The film is so well crafted that one’s enjoyment in watching it seem effortless. It’s sure that an enormous amount of thought, care, and love went into “The Band’s Visit”. Its warm and precise message is told with enough humor to keep it fresh.
11. Hedwig and the Angry Inch (John Cameron Mitchell, 2001)
John Cameron Mitchell’s film adaptation of the gender-bending rock play actually makes drag interesting, with Mitchell himself as Hedwig Robinson, an East German rock star with a vision to conquer America and find her other half. Basically, “Angry Inch” is a collection of phenomenal rock songs fastened together with genuine passion that feels more natural than in most movies. All things considered, it’s an honest insight in one’s candid universe. And boy is it a colorful one!
The costumes are flamboyant; the hair and make-up is tacky and over the top. It’s not a trashy in its essence though, or a cult film, or a gay film. It’s a memorable musical and a fun film overall. Hedwig and the Angry Inch is extraordinary in being a terrific dark comedy about love as well as being an entertaining musical journey.
10. Piano (Jane Campion, 1996)
This Oscar-winning film follows Ada, an immigrant to the New Zealand and an arranged marriage, who has not spoken for years and lives her life through the sound of her piano. Her husband is a man with a lack of compassion. He tries to break the attachment between his new wife and her piano. In contrast to him is the disorderly Baines who reaches into Ada’s soul and helps her to get in touch with her emotions again and eventually, her voice too.
The film is visually stunning, with its softed colors and vast exterior, and uses the stellar soundtrack by Michael Nyman to tie the story together. Harvey Keitel and Holly Hunter give excellent performance, while Anna Paquin is superb as Ada’s bright daughter. Campion managed to make the story emotionally charged and sensual, and it well deserved the praise it got after release.

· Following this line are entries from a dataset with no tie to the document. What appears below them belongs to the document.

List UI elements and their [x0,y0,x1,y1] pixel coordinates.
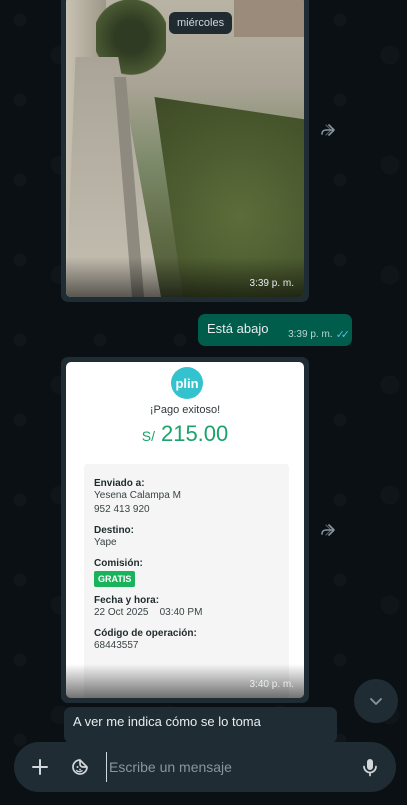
free-badge: GRATIS [94,571,136,587]
mic-icon [363,759,377,777]
payment-status: ¡Pago exitoso! [149,404,221,416]
field-label: Código de operación: [94,628,197,639]
message-time: 3:40 p. m. [249,679,294,690]
date-separator: miércoles [169,12,233,34]
message-time: 3:39 p. m. [288,329,333,340]
operation-code: 68443557 [94,640,139,651]
chevron-down-icon [370,698,382,705]
incoming-message[interactable]: A ver me indica cómo se lo toma [64,707,337,743]
attach-button[interactable] [20,747,60,787]
destination-value: Yape [94,537,117,548]
read-ticks-icon: ✓✓ [335,329,351,341]
sticker-button[interactable] [60,747,100,787]
forward-icon[interactable] [316,518,340,542]
payment-amount: S/215.00 [66,421,304,447]
sticker-icon [72,759,88,775]
datetime-value: 22 Oct 2025 03:40 PM [94,607,203,618]
message-input[interactable] [106,752,350,782]
plin-logo: plin [171,367,203,399]
scroll-to-bottom-button[interactable] [354,679,398,723]
field-label: Destino: [94,525,134,536]
image-message[interactable]: 3:39 p. m. [61,0,309,302]
recipient-name: Yesena Calampa M [94,490,181,501]
forward-icon[interactable] [316,118,340,142]
receipt-details: Enviado a: Yesena Calampa M 952 413 920 … [84,464,289,698]
outgoing-message[interactable]: Está abajo 3:39 p. m. ✓✓ [198,314,352,346]
image-message[interactable]: plin ¡Pago exitoso! S/215.00 Enviado a: … [61,357,309,703]
message-time: 3:39 p. m. [249,278,294,289]
plus-icon [32,759,48,775]
payment-receipt[interactable]: plin ¡Pago exitoso! S/215.00 Enviado a: … [66,362,304,698]
message-text: A ver me indica cómo se lo toma [73,714,261,729]
currency-symbol: S/ [141,428,155,444]
message-composer [14,742,396,792]
field-label: Enviado a: [94,478,145,489]
amount-value: 215.00 [160,421,229,446]
recipient-phone: 952 413 920 [94,504,150,515]
field-label: Comisión: [94,558,143,569]
voice-message-button[interactable] [350,747,390,787]
message-text: Está abajo [207,321,269,336]
chat-panel: 3:39 p. m. miércoles Está abajo 3:39 p. … [0,0,407,805]
garden-photo[interactable]: 3:39 p. m. [66,0,304,297]
field-label: Fecha y hora: [94,595,160,606]
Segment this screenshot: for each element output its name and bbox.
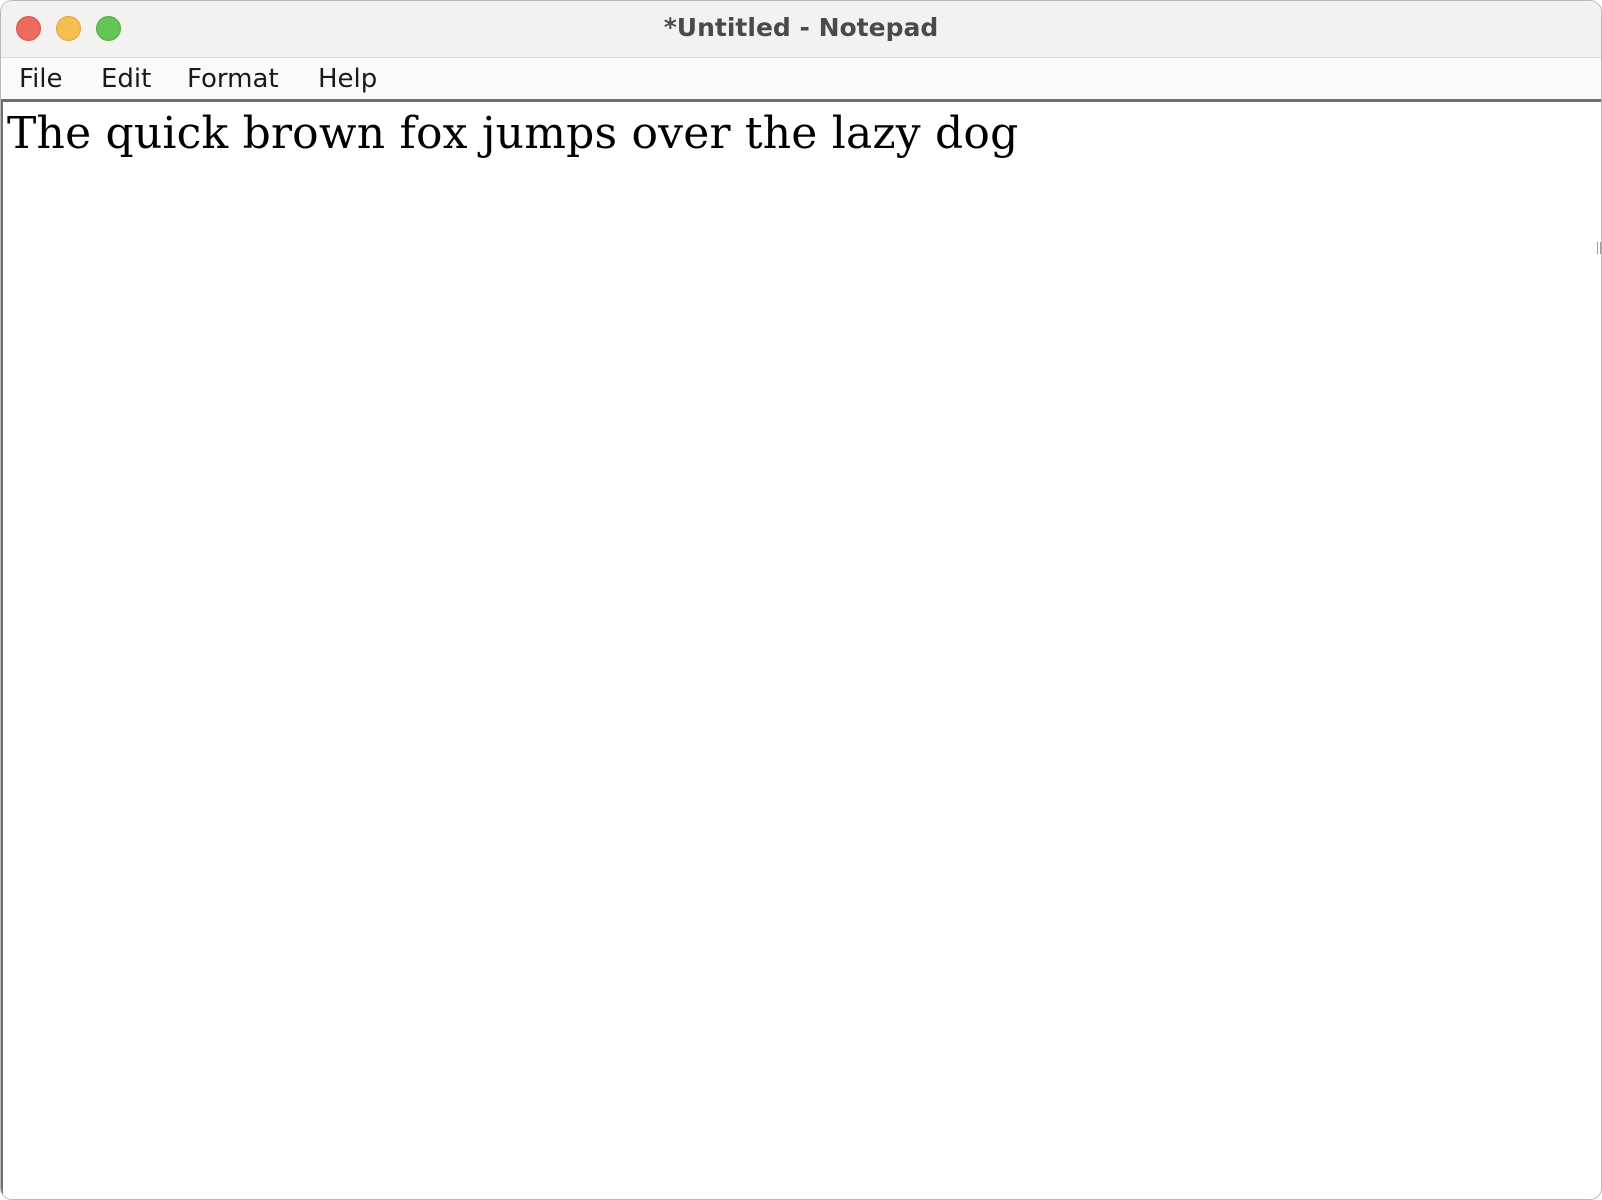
resize-grip-icon[interactable] [1597, 242, 1601, 254]
menu-format[interactable]: Format [187, 58, 279, 99]
text-editor-area[interactable]: The quick brown fox jumps over the lazy … [1, 102, 1601, 1199]
window-title: *Untitled - Notepad [663, 13, 939, 42]
editor-text[interactable]: The quick brown fox jumps over the lazy … [7, 104, 1018, 164]
menu-edit[interactable]: Edit [101, 58, 151, 99]
menu-file[interactable]: File [19, 58, 63, 99]
title-bar[interactable]: *Untitled - Notepad [1, 1, 1601, 58]
menu-bar: File Edit Format Help [1, 58, 1601, 102]
notepad-window: *Untitled - Notepad File Edit Format Hel… [0, 0, 1602, 1200]
menu-help[interactable]: Help [318, 58, 377, 99]
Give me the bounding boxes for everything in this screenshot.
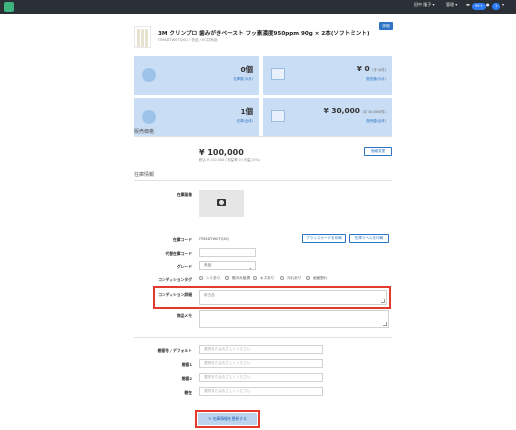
condition-tag-text: 汚れあり xyxy=(287,276,302,280)
price-detail: 税込 ¥ 110,000 / 利益率 0 / 利益 (0%) xyxy=(199,158,261,162)
grade-value: 未品 xyxy=(204,263,212,267)
top-navigation-bar: 田中 隆子 ▾ 管理 ▾ ▬ 99+ ● 1 ▾ xyxy=(0,0,516,14)
divider xyxy=(134,180,392,181)
stat-value: ¥ 0 (平 0/件) xyxy=(357,64,386,73)
update-inventory-button[interactable]: ✎ 在庫情報を更新する xyxy=(198,413,257,425)
admin-menu[interactable]: 管理 ▾ xyxy=(446,2,457,8)
product-title: 3M クリンプロ 歯みがきペースト フッ素濃度950ppm 90g × 2本(ソ… xyxy=(158,31,370,37)
note-textarea[interactable] xyxy=(199,310,389,328)
stat-value: ¥ 30,000 (平 30,000/件) xyxy=(324,106,386,115)
condition-tag-option[interactable]: 汚れあり xyxy=(280,276,301,281)
resize-handle[interactable] xyxy=(383,322,387,326)
shelf3-input[interactable]: 選択またはおさしくください xyxy=(199,387,323,396)
condition-detail-label: コンディション詳細 xyxy=(158,292,192,297)
change-price-button[interactable]: 価格変更 xyxy=(364,147,392,156)
condition-tag-option[interactable]: 画面割れ xyxy=(306,276,327,281)
stat-value: 0個 xyxy=(240,65,253,74)
price-amount: ¥ 100,000 xyxy=(199,148,244,157)
condition-tag-text: キズあり xyxy=(260,276,275,280)
stat-value-main: ¥ 30,000 xyxy=(323,106,360,115)
condition-detail-value: 新古品 xyxy=(204,293,215,297)
code-value: ITM4DTW0TQXQ xyxy=(199,237,229,241)
condition-tag-option[interactable]: シミあり xyxy=(199,276,220,281)
stat-label: 在庫(全体) xyxy=(236,119,253,123)
print-price-card-button[interactable]: プライスカードを印刷 xyxy=(302,234,346,243)
chevron-down-icon: ⌄ xyxy=(248,265,252,270)
stat-label: 販売額(今月) xyxy=(366,77,386,81)
bell-icon[interactable]: ● xyxy=(486,2,490,7)
grade-label: グレード xyxy=(176,264,192,269)
inventory-section-title: 在庫情報 xyxy=(134,172,155,178)
calendar-icon xyxy=(271,68,285,80)
grade-select[interactable]: 未品 ⌄ xyxy=(199,261,256,270)
condition-tag-label: コンディションタグ xyxy=(158,277,192,282)
product-image xyxy=(134,26,151,48)
detail-button[interactable]: 詳細 xyxy=(379,22,393,30)
shelf2-input[interactable]: 選択またはおさしくください xyxy=(199,373,323,382)
shelf3-label: 棚在 xyxy=(184,390,192,395)
condition-tag-text: シミあり xyxy=(206,276,221,280)
divider xyxy=(134,136,392,137)
code-label: 在庫コード xyxy=(173,237,192,242)
stat-card-sales-total: ¥ 30,000 (平 30,000/件) 販売額(全体) xyxy=(263,98,392,137)
condition-tag-text: 箱汚れ破損 xyxy=(232,276,250,280)
calendar-icon xyxy=(271,110,285,122)
stat-value-small: (平 30,000/件) xyxy=(362,110,386,114)
user-menu[interactable]: 田中 隆子 ▾ xyxy=(414,2,435,8)
app-logo-icon[interactable] xyxy=(4,2,14,12)
condition-tag-option[interactable]: キズあり xyxy=(253,276,274,281)
stat-card-sales-month: ¥ 0 (平 0/件) 販売額(今月) xyxy=(263,56,392,95)
image-label: 在庫画像 xyxy=(176,192,192,197)
alert-badge: 1 xyxy=(492,3,501,10)
shelf2-label: 棚番2 xyxy=(181,376,192,381)
camera-icon xyxy=(217,199,226,206)
divider xyxy=(134,337,392,338)
stat-label: 販売額(全体) xyxy=(366,119,386,123)
image-upload[interactable] xyxy=(199,190,244,217)
product-subtitle: ITM4DTW0TQXQ / 衣品 / EC共有品 xyxy=(158,38,218,42)
condition-tag-text: 画面割れ xyxy=(313,276,328,280)
admin-menu-label: 管理 xyxy=(446,2,454,7)
shelf-default-input[interactable]: 選択またはおさしくください xyxy=(199,345,323,354)
stat-value: 1個 xyxy=(240,107,253,116)
stat-card-stock-month: 0個 在庫数(今月) xyxy=(134,56,259,95)
condition-detail-textarea[interactable]: 新古品 xyxy=(199,290,387,305)
coins-icon xyxy=(142,68,156,82)
stat-value-small: (平 0/件) xyxy=(372,68,386,72)
submit-label: 在庫情報を更新する xyxy=(212,416,247,421)
coins-icon xyxy=(142,110,156,124)
resize-handle[interactable] xyxy=(381,299,385,303)
stat-label: 在庫数(今月) xyxy=(233,77,253,81)
user-name: 田中 隆子 xyxy=(414,2,432,7)
shelf1-label: 棚番1 xyxy=(181,362,192,367)
chevron-down-icon[interactable]: ▾ xyxy=(502,2,504,7)
print-label-button[interactable]: 在庫ラベルを印刷 xyxy=(349,234,389,243)
shelf-default-label: 棚番号 / デフォルト xyxy=(157,348,192,353)
condition-tag-option[interactable]: 箱汚れ破損 xyxy=(225,276,250,281)
alt-code-label: 代替在庫コード xyxy=(165,251,192,256)
shelf1-input[interactable]: 選択またはおさしくください xyxy=(199,359,323,368)
alt-code-input[interactable] xyxy=(199,248,256,257)
stat-value-main: ¥ 0 xyxy=(356,64,370,73)
price-section-title: 販売価格 xyxy=(134,129,155,135)
message-icon[interactable]: ▬ xyxy=(466,2,470,7)
note-label: 商品メモ xyxy=(176,313,192,318)
notification-badge: 99+ xyxy=(472,3,486,10)
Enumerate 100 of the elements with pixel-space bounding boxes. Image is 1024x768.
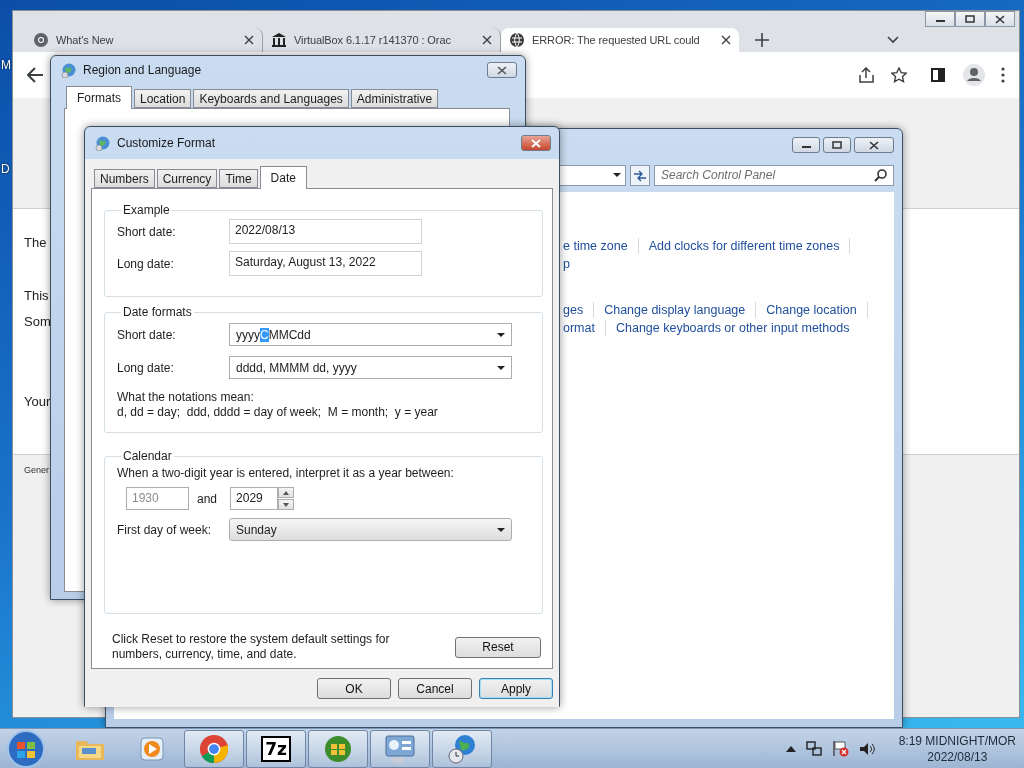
plus-icon[interactable]: [755, 33, 769, 47]
up-icon: [283, 490, 290, 495]
page-text: Your: [24, 394, 51, 409]
caret-icon: [497, 527, 505, 532]
dialog-tab[interactable]: Location: [134, 89, 192, 108]
close-icon[interactable]: [482, 35, 492, 45]
field-label: Long date:: [117, 360, 175, 375]
tab-title: VirtualBox 6.1.17 r141370 : Orac: [294, 34, 451, 46]
close-icon: [531, 138, 541, 148]
dialog-tab[interactable]: Currency: [156, 169, 218, 188]
taskbar-button[interactable]: [432, 729, 492, 768]
close-icon: [869, 140, 879, 150]
calendar-prompt: When a two-digit year is entered, interpret it as a year between:: [117, 466, 455, 481]
long-date-combo[interactable]: dddd, MMMM dd, yyyy: [229, 356, 512, 379]
taskbar-button[interactable]: 7z: [246, 729, 306, 768]
search-field[interactable]: Search Control Panel: [654, 164, 894, 186]
play-icon: [137, 734, 167, 763]
year-field[interactable]: 2029: [230, 487, 279, 510]
dialog-tab[interactable]: Administrative: [350, 89, 439, 108]
page-text: Som: [24, 314, 51, 329]
start-orb-icon[interactable]: [6, 728, 46, 768]
settings-link[interactable]: p: [563, 257, 570, 271]
refresh-icon: [633, 168, 647, 182]
dialog-tab[interactable]: Time: [219, 169, 258, 188]
close-icon[interactable]: [244, 35, 254, 45]
taskbar-button[interactable]: [184, 729, 244, 768]
field-label: Short date:: [117, 327, 177, 342]
flag-icon[interactable]: [831, 740, 849, 757]
close-button[interactable]: [487, 62, 517, 78]
desktop-icon-label[interactable]: M: [1, 58, 11, 72]
star-icon[interactable]: [891, 67, 907, 83]
field-label: Short date:: [117, 224, 177, 239]
share-icon[interactable]: [858, 67, 875, 83]
dialog-tab[interactable]: Formats: [66, 86, 132, 109]
settings-link[interactable]: Add clocks for different time zones: [648, 239, 840, 253]
dialog-title: Customize Format: [117, 136, 217, 150]
maximize-button[interactable]: [823, 137, 851, 153]
field-label: First day of week:: [117, 522, 213, 537]
building-icon: [271, 32, 287, 48]
search-input[interactable]: Search Control Panel: [661, 165, 874, 185]
dialog-tab[interactable]: Keyboards and Languages: [193, 89, 349, 108]
search-icon: [874, 168, 887, 182]
minimize-button[interactable]: [925, 11, 955, 27]
clock-date[interactable]: 2022/08/13: [927, 748, 988, 765]
taskbar-button[interactable]: [370, 729, 430, 768]
chevron-down-icon[interactable]: [887, 36, 899, 44]
settings-link[interactable]: e time zone: [563, 239, 628, 253]
example-field: Saturday, August 13, 2022: [229, 251, 422, 276]
field-label: Long date:: [117, 256, 175, 271]
group-legend: Date formats: [121, 305, 194, 319]
settings-link[interactable]: ormat: [563, 321, 595, 335]
reset-button[interactable]: Reset: [455, 636, 541, 658]
window-title: Region and Language: [83, 63, 203, 77]
menu-icon[interactable]: [1001, 67, 1005, 83]
sidebar-icon[interactable]: [931, 68, 945, 82]
region-globe-icon: [61, 62, 77, 78]
caret-icon: [497, 365, 505, 370]
control-panel-icon: [384, 733, 416, 764]
chrome-icon: [33, 32, 49, 48]
footer-text: Gener: [24, 465, 49, 475]
profile-icon[interactable]: [963, 64, 985, 86]
clock-time[interactable]: 8:19 MIDNIGHT/MOR: [898, 732, 1016, 749]
close-icon: [497, 65, 507, 75]
notation-heading: What the notations mean:: [117, 390, 255, 405]
refresh-button[interactable]: [630, 164, 650, 186]
spin-down-button[interactable]: [278, 499, 295, 510]
dialog-button[interactable]: Cancel: [398, 678, 472, 699]
maximize-icon: [832, 141, 842, 149]
back-arrow-icon[interactable]: [27, 67, 44, 83]
close-button[interactable]: [854, 137, 894, 153]
dialog-button[interactable]: Apply: [479, 678, 553, 699]
close-icon[interactable]: [721, 35, 731, 45]
short-date-combo[interactable]: yyyyCMMCdd: [229, 323, 512, 346]
dialog-button[interactable]: OK: [317, 678, 391, 699]
maximize-button[interactable]: [955, 11, 985, 27]
down-icon: [283, 502, 290, 507]
first-day-combo[interactable]: Sunday: [229, 518, 512, 541]
page-text: The: [24, 235, 47, 250]
and-text: and: [197, 491, 218, 506]
chrome-icon: [199, 733, 229, 764]
desktop-icon-label[interactable]: D: [1, 162, 10, 176]
dialog-tab[interactable]: Date: [259, 166, 307, 189]
orb-icon: [323, 733, 353, 764]
browser-tab[interactable]: ERROR: The requested URL could: [501, 28, 739, 52]
close-button[interactable]: [521, 135, 551, 151]
tab-title: What's New: [56, 34, 114, 46]
settings-link[interactable]: ges: [563, 303, 584, 317]
settings-link[interactable]: Change location: [766, 303, 857, 317]
maximize-icon: [965, 15, 975, 23]
settings-link[interactable]: Change display language: [604, 303, 746, 317]
close-button[interactable]: [985, 11, 1015, 27]
network-icon[interactable]: [805, 740, 822, 757]
minimize-button[interactable]: [792, 137, 820, 153]
close-icon: [995, 14, 1005, 24]
example-field: 2022/08/13: [229, 219, 422, 244]
spin-up-button[interactable]: [278, 487, 295, 498]
dialog-tab[interactable]: Numbers: [94, 169, 155, 188]
settings-link[interactable]: Change keyboards or other input methods: [615, 321, 850, 335]
show-hidden-icon[interactable]: [785, 745, 796, 752]
taskbar-button[interactable]: [308, 729, 368, 768]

9. Kolya (Jan Sverák, 1996)
Louka is a a former philharmonic cellist who has lost his orchestra job because the Soviet era Czech communist political establishment deem him unreliable. As a consequence Louka has degraded his musical endeavor to playing at weddings and funerals. He has no car and is deeply in debt.
In order to make some money to buy a car and reduce his debt Louka lets a coworker from the cemetery convince him to marry a Russian woman so that she can emigrate to the West. Louka hesitantly agrees and marries the woman but the Russian suddenly departs. This ultimately results in Louka becoming solely responsible for the woman’s five year old son who only speaks Russian.
It is a beautifully touching story with some outstanding performances and a wonderful musical score that contains works by the Czech composers Dvořák, Suk, Fibich, and Smetana that add a special magic to the overall experience.